Maybe you too have been afraid of being forgotten?
Jesus tells them "Can a woman forget her sucking child, that she should not have compassion on the son of her womb? yea, they may forget, yet will I not forget thee.
Behold, I have graven thee upon the palms of my hands; thy walls are continually before me." Isaiah 49:15-16
I'm sure that I will fail and have failed my own children heaps of times.
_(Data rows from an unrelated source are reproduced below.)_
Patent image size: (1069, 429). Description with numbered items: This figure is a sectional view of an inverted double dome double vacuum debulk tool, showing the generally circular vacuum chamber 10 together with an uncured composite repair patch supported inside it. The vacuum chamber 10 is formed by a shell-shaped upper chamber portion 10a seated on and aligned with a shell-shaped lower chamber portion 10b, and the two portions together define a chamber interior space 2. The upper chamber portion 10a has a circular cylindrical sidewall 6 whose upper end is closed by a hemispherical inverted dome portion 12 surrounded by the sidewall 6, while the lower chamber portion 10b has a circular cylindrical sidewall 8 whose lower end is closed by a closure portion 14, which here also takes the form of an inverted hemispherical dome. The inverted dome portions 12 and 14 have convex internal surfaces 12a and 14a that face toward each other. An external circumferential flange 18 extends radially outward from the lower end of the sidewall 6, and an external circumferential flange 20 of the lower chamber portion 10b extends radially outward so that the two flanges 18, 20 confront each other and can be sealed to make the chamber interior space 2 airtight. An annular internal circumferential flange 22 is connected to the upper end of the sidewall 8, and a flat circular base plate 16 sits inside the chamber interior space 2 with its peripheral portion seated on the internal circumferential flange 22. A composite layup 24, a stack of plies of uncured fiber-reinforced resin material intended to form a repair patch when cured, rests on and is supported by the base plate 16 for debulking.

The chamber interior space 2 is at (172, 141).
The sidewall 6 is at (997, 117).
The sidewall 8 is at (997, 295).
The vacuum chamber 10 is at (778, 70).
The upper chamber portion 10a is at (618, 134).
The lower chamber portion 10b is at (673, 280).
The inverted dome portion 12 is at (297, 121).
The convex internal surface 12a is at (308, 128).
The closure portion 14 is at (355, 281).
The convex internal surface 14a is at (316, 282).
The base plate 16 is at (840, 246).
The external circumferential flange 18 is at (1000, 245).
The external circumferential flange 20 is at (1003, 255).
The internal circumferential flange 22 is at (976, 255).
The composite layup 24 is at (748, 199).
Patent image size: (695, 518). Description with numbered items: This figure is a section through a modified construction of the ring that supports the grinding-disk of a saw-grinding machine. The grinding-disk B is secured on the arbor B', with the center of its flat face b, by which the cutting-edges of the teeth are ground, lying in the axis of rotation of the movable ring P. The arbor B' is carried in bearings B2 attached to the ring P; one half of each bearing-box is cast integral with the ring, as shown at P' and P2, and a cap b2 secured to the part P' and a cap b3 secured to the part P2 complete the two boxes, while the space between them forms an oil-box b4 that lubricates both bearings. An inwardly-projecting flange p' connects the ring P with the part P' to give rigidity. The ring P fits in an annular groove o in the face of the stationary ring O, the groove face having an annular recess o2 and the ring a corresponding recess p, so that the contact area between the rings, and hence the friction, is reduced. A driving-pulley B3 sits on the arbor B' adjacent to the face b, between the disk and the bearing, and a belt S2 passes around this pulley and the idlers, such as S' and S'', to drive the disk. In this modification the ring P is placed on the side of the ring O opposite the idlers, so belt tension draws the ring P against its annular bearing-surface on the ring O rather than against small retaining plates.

Though I love them and have as much compassion on them as is humanly possible, I have forgotten special events and to intercede for them.
But God will never forget them.
And he will never forgot you or I.
"Why Valentine's Day?" I'm often asked this time of year.
The bottom line is because every part of my life begins and ends with love.
It created me, it sustains me, it gives me purpose and constrains me.
It was love that went to the cross and willingly laid down hands to be nailed.
How can I not be so filled with this love that I want to savor it and share it for others to know that they too can have names carved into trustworthy hands?
May I compel you to use your own hands to send some love, type some love, give a heap of love to whomever you can this year?
Happy Valentine's Day friends.
I love those hands and all that they mean....What a great reminder of Christ's love for us and his concern....I know we will see the print of the nails in his hands one day!